Happy 20th anniversary of my 21st birthday.  May there be 40 more.  🙂

September is National Gynecological Awareness Month

September is National Gynecological Cancer Awareness Month. A year ago, I had just had my first infusion and cancer was all very new to me. I think back now on all the symptoms I had that masked themselves as something else.

Ladies, pay attention to your bodies. Gynecological cancer symptoms are frequently masked as other things. I had persistent hip pain for over a year prior to my diagnosis. My doctor dismissed it, but I was adamant with my doctor that something wasn’t right.

I had periods so heavy I had to wear Depends. I had headaches and a fever and swelling. And it was diagnosed as a virus.

Listen to your body. Be persistent with your doctors. Get in his ear. Demand a vaginal ultra sound.

I was nearly too late. By the time My doctors found the cancer, I was at a stage 3.

Your body is your best tell. Listen to it.

Graduate Classes in a Post Chemo World

Grad classes are a hell of a lot of work and that is true no matter who you are.  I just spent 12 hours working on homework today.  12 hours.  Two chapters, two chapter outlines, an individual assignment, deliverables for the group work.  I still have to answer the conference questions, and do the team group work this week.

And I am exhausted.

To top all that off, when fitting in the group work this week, I have to manage to do it between working five days (two of which I’ll be traveling out of the state), starting physical therapy for tennis elbow, attending a microsoft project conference, holding two team meetings for school from 9 to 10 pm this week, and working in at least three workouts.

Oh, and I have an oncology appointment tomorrow.

Work like this was tough BEFORE cancer.  Handling it now while my system is rebuilding itself it pure torture.

But I can’t postpone my classes anymore.  If I do, I risk not graduating.  And I’m not dropping out.  2015 is my deadline to finish.  And I’m damned sure going to do it, come hell or high water.  Or more chemo.  Hopefully not the last one.

On a side note, much of my husband’s family is in Colorado.  There is much flooding where they are.  My nephew and his wife and their 4 week old baby have been evacuated from their home and are staying with my brother-in-law and sister-in-law.  My elderly aunt and uncle are in Commerce City and have been told they may have to evacuate.  I have a friend who owns a rental home in Estes Park.  It’s a mess there.

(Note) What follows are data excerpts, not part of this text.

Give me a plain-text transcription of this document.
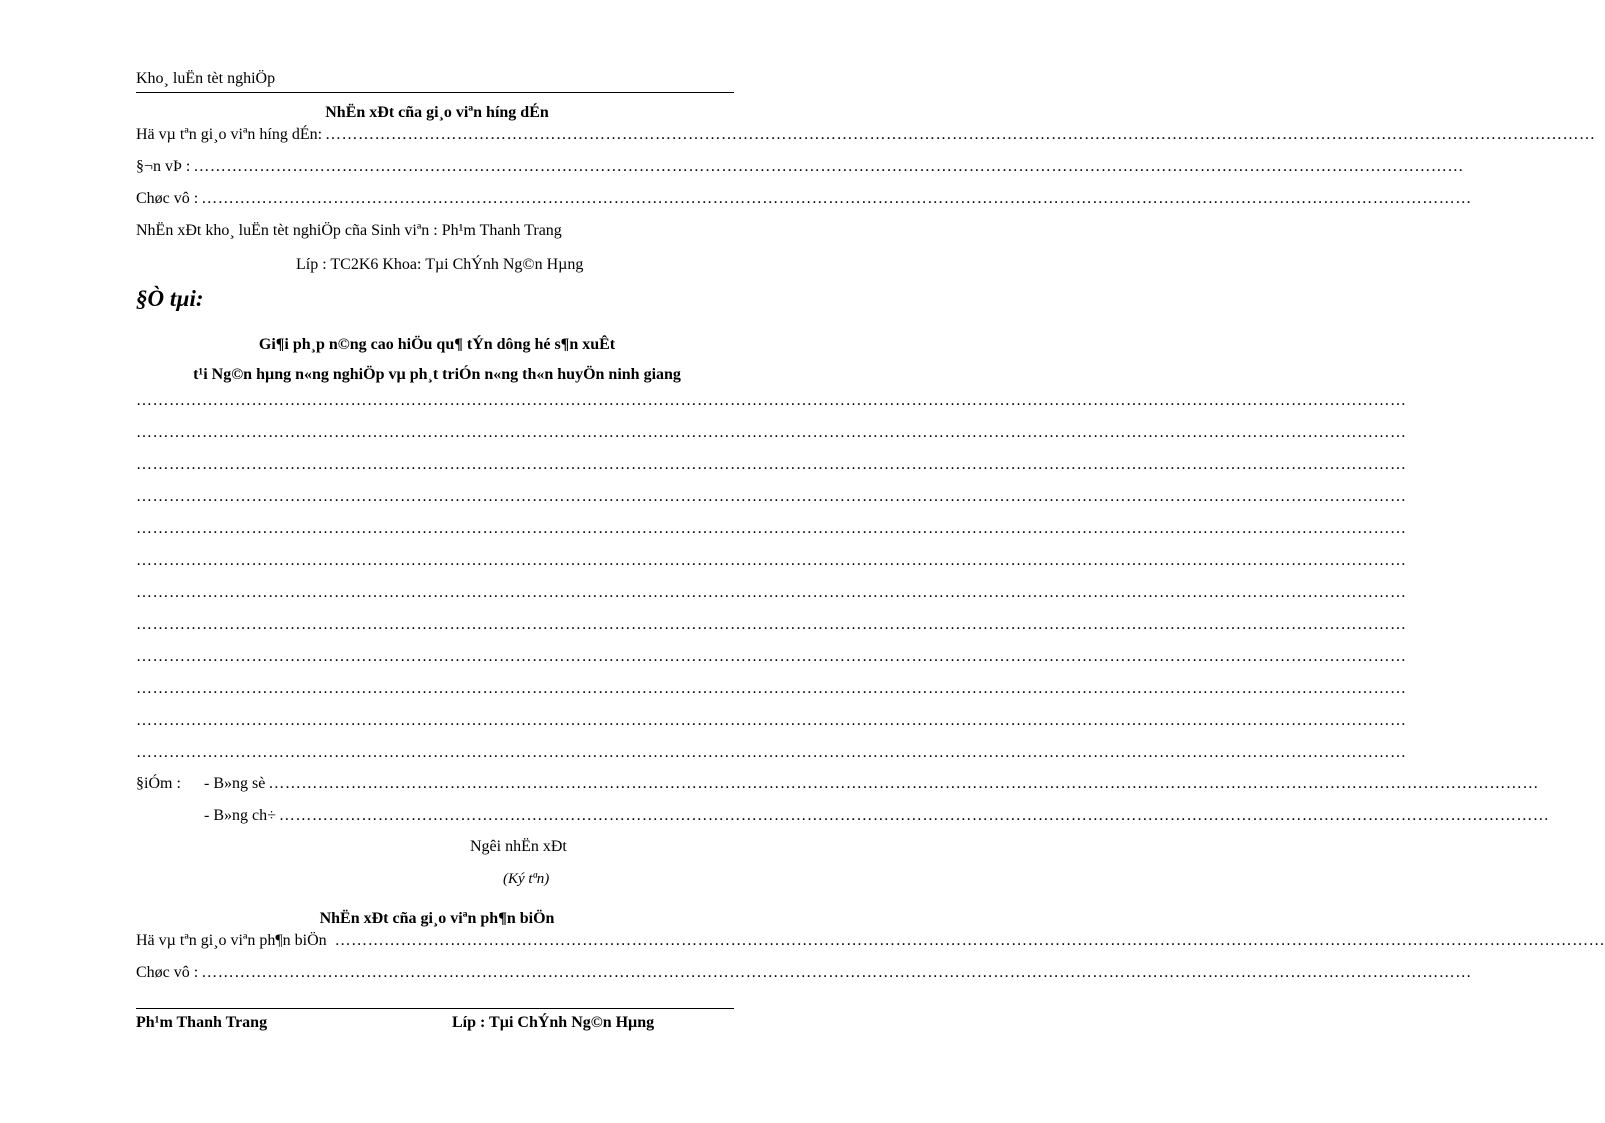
Kho¸ luËn tèt nghiÖp
NhËn xÐt cña gi¸o viªn híng dÉn
Hä vµ tªn gi¸o viªn híng dÉn: ……………………………………………………………………………………………………………………………………………………………………………………………………………
§¬n vÞ : ……………………………………………………………………………………………………………………………………………………………………………………………………………
Chøc vô : ……………………………………………………………………………………………………………………………………………………………………………………………………………
NhËn xÐt kho¸ luËn tèt nghiÖp cña Sinh viªn : Ph¹m Thanh Trang
Líp : TC2K6 Khoa: Tµi ChÝnh Ng©n Hµng
§Ò tµi:
Gi¶i ph¸p n©ng cao hiÖu qu¶ tÝn dông hé s¶n xuÊt
t¹i Ng©n hµng n«ng nghiÖp vµ ph¸t triÓn n«ng th«n huyÖn ninh giang
……………………………………………………………………………………………………………………………………………………………………………………………………………
……………………………………………………………………………………………………………………………………………………………………………………………………………
……………………………………………………………………………………………………………………………………………………………………………………………………………
……………………………………………………………………………………………………………………………………………………………………………………………………………
……………………………………………………………………………………………………………………………………………………………………………………………………………
……………………………………………………………………………………………………………………………………………………………………………………………………………
……………………………………………………………………………………………………………………………………………………………………………………………………………
……………………………………………………………………………………………………………………………………………………………………………………………………………
……………………………………………………………………………………………………………………………………………………………………………………………………………
……………………………………………………………………………………………………………………………………………………………………………………………………………
……………………………………………………………………………………………………………………………………………………………………………………………………………
……………………………………………………………………………………………………………………………………………………………………………………………………………
§iÓm :	- B»ng sè ……………………………………………………………………………………………………………………………………………………………………………………………………………
- B»ng ch÷ ……………………………………………………………………………………………………………………………………………………………………………………………………………
Ngêi nhËn xÐt
(Ký tªn)
NhËn xÐt cña gi¸o viªn ph¶n biÖn
Hä vµ tªn gi¸o viªn ph¶n biÖn ……………………………………………………………………………………………………………………………………………………………………………………………………………
Chøc vô : ……………………………………………………………………………………………………………………………………………………………………………………………………………
Ph¹m Thanh Trang	Líp : Tµi ChÝnh Ng©n Hµng
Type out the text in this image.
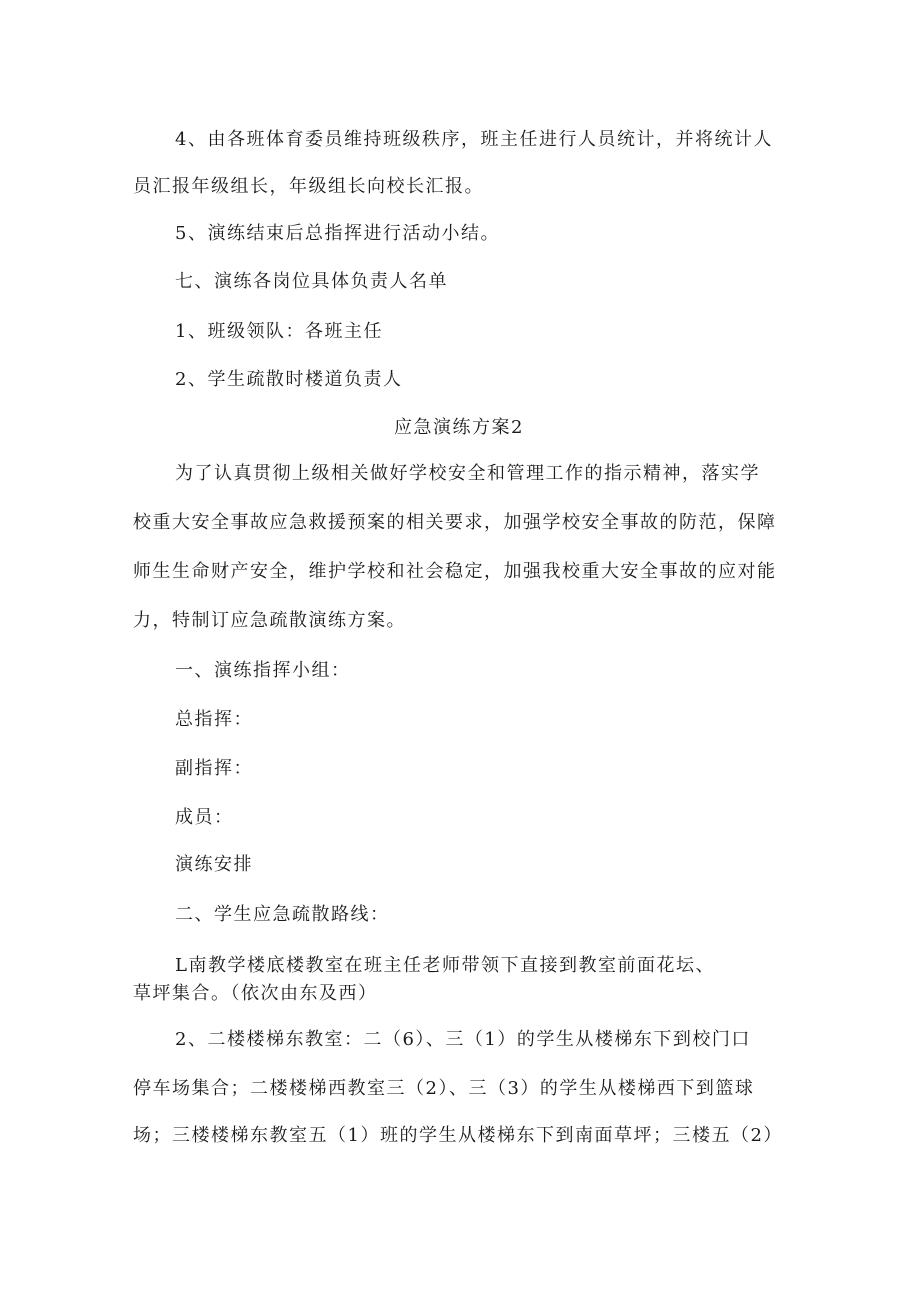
4、由各班体育委员维持班级秩序，班主任进行人员统计，并将统计人

员汇报年级组长，年级组长向校长汇报。

5、演练结束后总指挥进行活动小结。

七、演练各岗位具体负责人名单

1、班级领队：各班主任

2、学生疏散时楼道负责人

应急演练方案2

为了认真贯彻上级相关做好学校安全和管理工作的指示精神，落实学

校重大安全事故应急救援预案的相关要求，加强学校安全事故的防范，保障

师生生命财产安全，维护学校和社会稳定，加强我校重大安全事故的应对能

力，特制订应急疏散演练方案。

一、演练指挥小组：

总指挥：

副指挥：

成员：

演练安排

二、学生应急疏散路线：

L南教学楼底楼教室在班主任老师带领下直接到教室前面花坛、

草坪集合。（依次由东及西）

2、二楼楼梯东教室：二（6）、三（1）的学生从楼梯东下到校门口

停车场集合；二楼楼梯西教室三（2）、三（3）的学生从楼梯西下到篮球

场；三楼楼梯东教室五（1）班的学生从楼梯东下到南面草坪；三楼五（2）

Please keep them in your prayers.

Now, I’m going to bed.

Finding Normal

I think that the hardest part of having cancer is finding your normal. Cancer, it’s symptoms, it’s stigma, it’s recovery all contribute to a host of things that completely change your “normal.”

I am learning to deal with my new normal. In fact, I am taking it as a challenge to build my new normal like the old 6 Million Dollar (Wo)Man. Better, faster, stronger… And if you are too young to know who the bionic man was, well, think Iron Man with a lot less iron. And cheesier side effects. Like running in slow motion.

I have started back to school. I have started back to paying attention to my bariatric diet. I have started exercising. I joined the Y. I want to build in more good habits and get rid of some of the bad ones.

Finding normal is an evolutionary journey, and honestly, so far I am enjoying the trip.